Cognitive reactivity (to mood)
The construct that names the “Week 11: Absence of Emotion” theme: a recovered depressive can feel fine and still be at high relapse risk, because the vulnerability is not in their mood but in what a small drop in mood switches back on. Introduced to the wiki with Farb et al. (2011) and its senior author Segal, whose differential-activation lineage (Teasdale) it descends from.
The idea
In a person who has been depressed before, a mild, transient dysphoria does not stay mild. It reactivates the whole processing pattern of the original episode — ruminative self-focus, negative interpretive bias, a globally pessimistic reading of the self and the future. The reactivation is the mechanism of relapse; the triggering mood dip is merely its cue. Two people can have the same small sad mood and only one of them re-opens the depressive pattern. That difference — measurable by provoking a sad mood and seeing how much dysfunctional thinking comes back — is cognitive reactivity, and it predicts relapse up to 18 months out (Segal et al. 2006), independent of current symptoms.

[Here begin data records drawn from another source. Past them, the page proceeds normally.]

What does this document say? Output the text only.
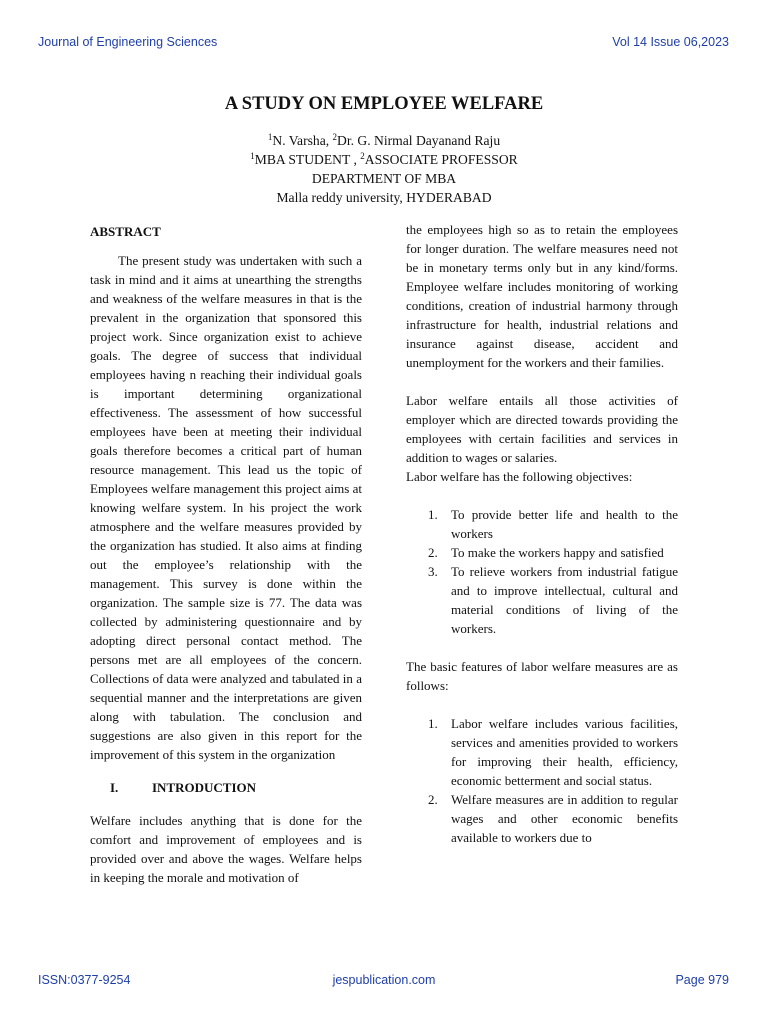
Journal of Engineering Sciences	Vol 14 Issue 06,2023
A STUDY ON EMPLOYEE WELFARE
$^1$N. Varsha, $^2$Dr. G. Nirmal Dayanand Raju
$^1$MBA STUDENT , $^2$ASSOCIATE PROFESSOR
DEPARTMENT OF MBA
Malla reddy university, HYDERABAD

ABSTRACT

The present study was undertaken with such a task in mind and it aims at unearthing the strengths and weakness of the welfare measures in that is the prevalent in the organization that sponsored this project work. Since organization exist to achieve goals. The degree of success that individual employees having n reaching their individual goals is important determining organizational effectiveness. The assessment of how successful employees have been at meeting their individual goals therefore becomes a critical part of human resource management. This lead us the topic of Employees welfare management this project aims at knowing welfare system. In his project the work atmosphere and the welfare measures provided by the organization has studied. It also aims at finding out the employee’s relationship with the management. This survey is done within the organization. The sample size is 77. The data was collected by administering questionnaire and by adopting direct personal contact method. The persons met are all employees of the concern. Collections of data were analyzed and tabulated in a sequential manner and the interpretations are given along with tabulation. The conclusion and suggestions are also given in this report for the improvement of this system in the organization

I.	INTRODUCTION

Welfare includes anything that is done for the comfort and improvement of employees and is provided over and above the wages. Welfare helps in keeping the morale and motivation of

the employees high so as to retain the employees for longer duration. The welfare measures need not be in monetary terms only but in any kind/forms. Employee welfare includes monitoring of working conditions, creation of industrial harmony through infrastructure for health, industrial relations and insurance against disease, accident and unemployment for the workers and their families.

Labor welfare entails all those activities of employer which are directed towards providing the employees with certain facilities and services in addition to wages or salaries.

Labor welfare has the following objectives:

1. To provide better life and health to the workers
2. To make the workers happy and satisfied
3. To relieve workers from industrial fatigue and to improve intellectual, cultural and material conditions of living of the workers.

The basic features of labor welfare measures are as follows:

1. Labor welfare includes various facilities, services and amenities provided to workers for improving their health, efficiency, economic betterment and social status.
2. Welfare measures are in addition to regular wages and other economic benefits available to workers due to
ISSN:0377-9254	jespublication.com	Page 979
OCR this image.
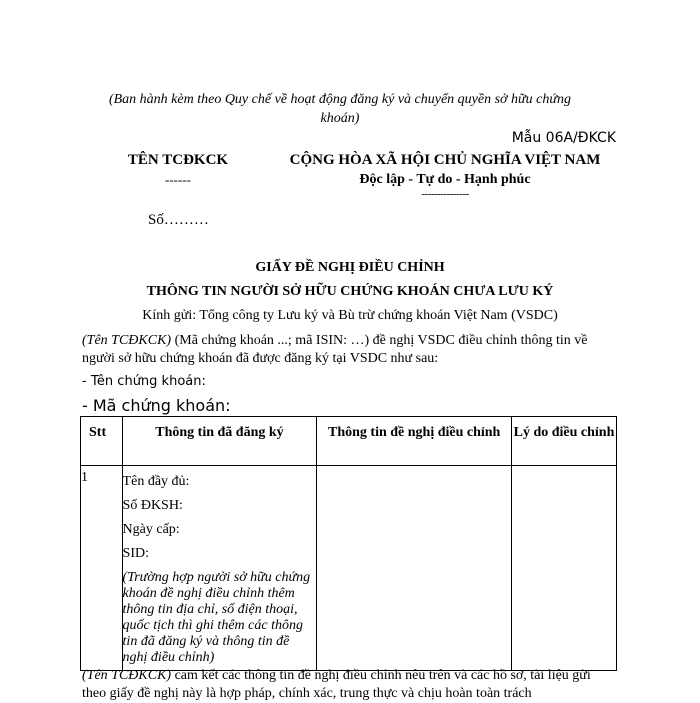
(Ban hành kèm theo Quy chế về hoạt động đăng ký và chuyển quyền sở hữu chứng khoán)
Mẫu 06A/ĐKCK
TÊN TCĐKCK
------
CỘNG HÒA XÃ HỘI CHỦ NGHĨA VIỆT NAM
Độc lập - Tự do - Hạnh phúc
---------------
Số………
GIẤY ĐỀ NGHỊ ĐIỀU CHỈNH
THÔNG TIN NGƯỜI SỞ HỮU CHỨNG KHOÁN CHƯA LƯU KÝ
Kính gửi: Tổng công ty Lưu ký và Bù trừ chứng khoán Việt Nam (VSDC)
(Tên TCĐKCK) (Mã chứng khoán ...; mã ISIN: …) đề nghị VSDC điều chỉnh thông tin về người sở hữu chứng khoán đã được đăng ký tại VSDC như sau:
- Tên chứng khoán:
- Mã chứng khoán:
Stt	Thông tin đã đăng ký	Thông tin đề nghị điều chỉnh	Lý do điều chỉnh
1	Tên đầy đủ:
Số ĐKSH:
Ngày cấp:
SID:
(Trường hợp người sở hữu chứng khoán đề nghị điều chỉnh thêm thông tin địa chỉ, số điện thoại, quốc tịch thì ghi thêm các thông tin đã đăng ký và thông tin đề nghị điều chỉnh)		

(Tên TCĐKCK) cam kết các thông tin đề nghị điều chỉnh nêu trên và các hồ sơ, tài liệu gửi theo giấy đề nghị này là hợp pháp, chính xác, trung thực và chịu hoàn toàn trách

What Farb et al. (2011) added
A neural signature, and a sharpening of what “reactivity” is:
- The relapse-predicting reactivity is in self-referential cortex (BA 24/32), reacting to a sad film — and it tracks trait rumination.
- Felt sadness does not predict relapse (mood ratings r = −.007, ns), but the mode of processing it does. Cognitive reactivity is therefore about elaboration, not intensity — the failure to just perceive an emotional stimulus without turning it into self-evaluation. In relapsers, dorsal (task) and ventral (self) mPFC — normally anticorrelated — become coupled, a “cannot disengage from self-referential processing” signature.
- It is a marker of risk, not regulation. The intuitive reading (frontal engagement = effortful coping) is wrong here: this frontal reactivity forecasts collapse. In predictive-coding terms it looks like active-inference-style elaboration/regulation that fails — the maladaptive twin of perceptual inference.
What Farb et al. (2022) added: it is the treatment-modifiable factor
The RCT sequel Farb et al. (2022) scanned 85 patients before and after prophylactic therapy and split relapse vulnerability into two (the two-factor model). Cognitive reactivity is the dynamic half: prefrontal (left-DLPFC) reactivity to sad film fell over the treatment period in patients who stayed well and did not fall in patients who relapsed (Relapse x Time p=.022), and failure to reduce it predicted relapse (HR 3.73). This is the sharpest evidence yet that cognitive reactivity is not a fixed scar but a movable target — and that lowering it is (part of) what prophylactic therapy does. Two refinements matter: the reactivity here is lateral PFC (elaboration/regulation), not only the medial self-referential mPFC of 2011; and it is trans-therapeutic — MBCT and a well-being reappraisal therapy reduced it equally, so cognitive reactivity is a common mechanism, not a mindfulness-specific one. The other (static) factor, sensory deactivation, treatment did not move at all.
The protective opposite
Cognitive reactivity has a counter-pole, and it is what the wiki’s contemplative material trains: decentering — seeing the dysphoric thought as a transient event rather than a cue to elaborate. In Farb et al. (2011) the protective mode is sensory (visual) reactivity tracking trait acceptance; MBCT (Segal) was built specifically to lower cognitive reactivity by cultivating decentering. This is where the depression-relapse literature meets mindfulness-interoceptive-training and mindfulness-meditation.
Relation to the wiki’s other “reactivated prior” ideas
Cognitive reactivity is a clinical, mood-triggered instance of a pattern the wiki keeps meeting: a prior that reshapes present experience. It rhymes with background-somatic-states (a pre-existing somatic state filtering subsequent ones by congruence, so negative states breed pessimism — the somatic-marker framework’s model of mood) and with schema-guided-symptom-perception (perception driven by past experience rather than present physiology). All three are versions of the past overwriting the present read-out — cognitive reactivity is the version where the overwrite is a whole depressive processing style and the stakes are relapse.